A tal uopo è necessaria una minima ricostruzione storica attraverso testi normativi differenti. L'articolo 5 bis del CAD si limita a prevedere che tutte le comunicazioni, scambi, presentazioni di istanze, da parte di imprese alla P.A avviene “esclusivamente” avvalendosi delle ICT.

Sulle modalità di attuazione della disciplina è intervenuto (con riferimento alle amministrazioni centrali il DPCM 22 luglio 2011) che stabilendo il passaggio ad un'amministrazione digitale impone l'utilizzo di format elettronici tendenzialmente compilabili e “nelle more” l'utilizzo della PEC.

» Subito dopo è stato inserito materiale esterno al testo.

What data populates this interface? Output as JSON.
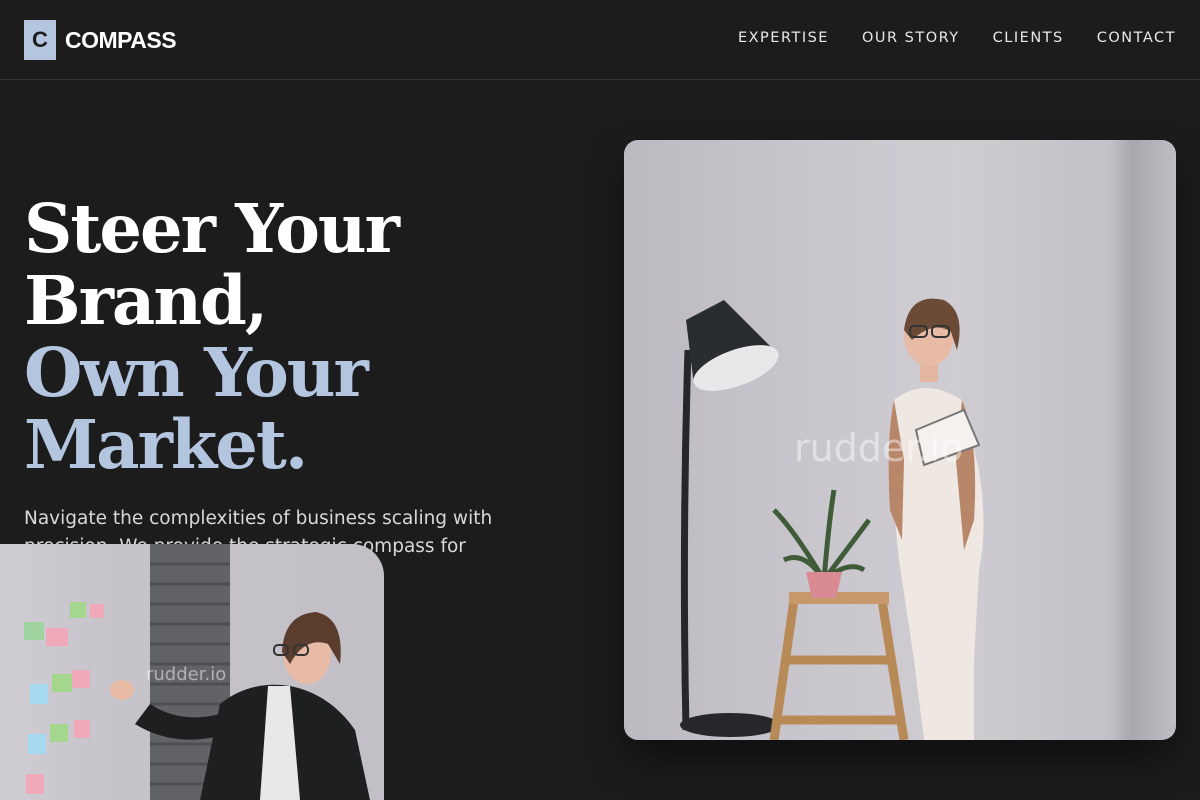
{
  "brand": {
    "mark": "C",
    "name": "COMPASS"
  },
  "nav": {
    "items": [
      {
        "label": "EXPERTISE"
      },
      {
        "label": "OUR STORY"
      },
      {
        "label": "CLIENTS"
      },
      {
        "label": "CONTACT"
      }
    ]
  },
  "hero": {
    "title_lines": [
      "Steer Your",
      "Brand,"
    ],
    "accent_lines": [
      "Own Your",
      "Market."
    ],
    "description": "Navigate the complexities of business scaling with precision. We provide the strategic compass for growth in your industry."
  },
  "images": {
    "main": {
      "watermark": "rudder.io"
    },
    "secondary": {
      "watermark": "rudder.io"
    }
  },
  "colors": {
    "background": "#1c1c1d",
    "accent": "#b3c5df",
    "text": "#ffffff"
  }
}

Già in precedenza, il DL 185 del 2008, più volte emendato, aveva disposto l'obbligo, per le imprese (articolo 16 comma 6) e per i professionisti (articolo 16 comma 7) di dotarsi di PEC, da iscrivere rispettivamente nel registro delle imprese o nell'ordine o collegio di appartenenza.

Due elementi balzano immediatamente all'attenzione. La norma in esame prescrive un obbligo (che vedremo è assistito da sanzione) senza ricondurlo (in quella sede) ad una precisa finalità.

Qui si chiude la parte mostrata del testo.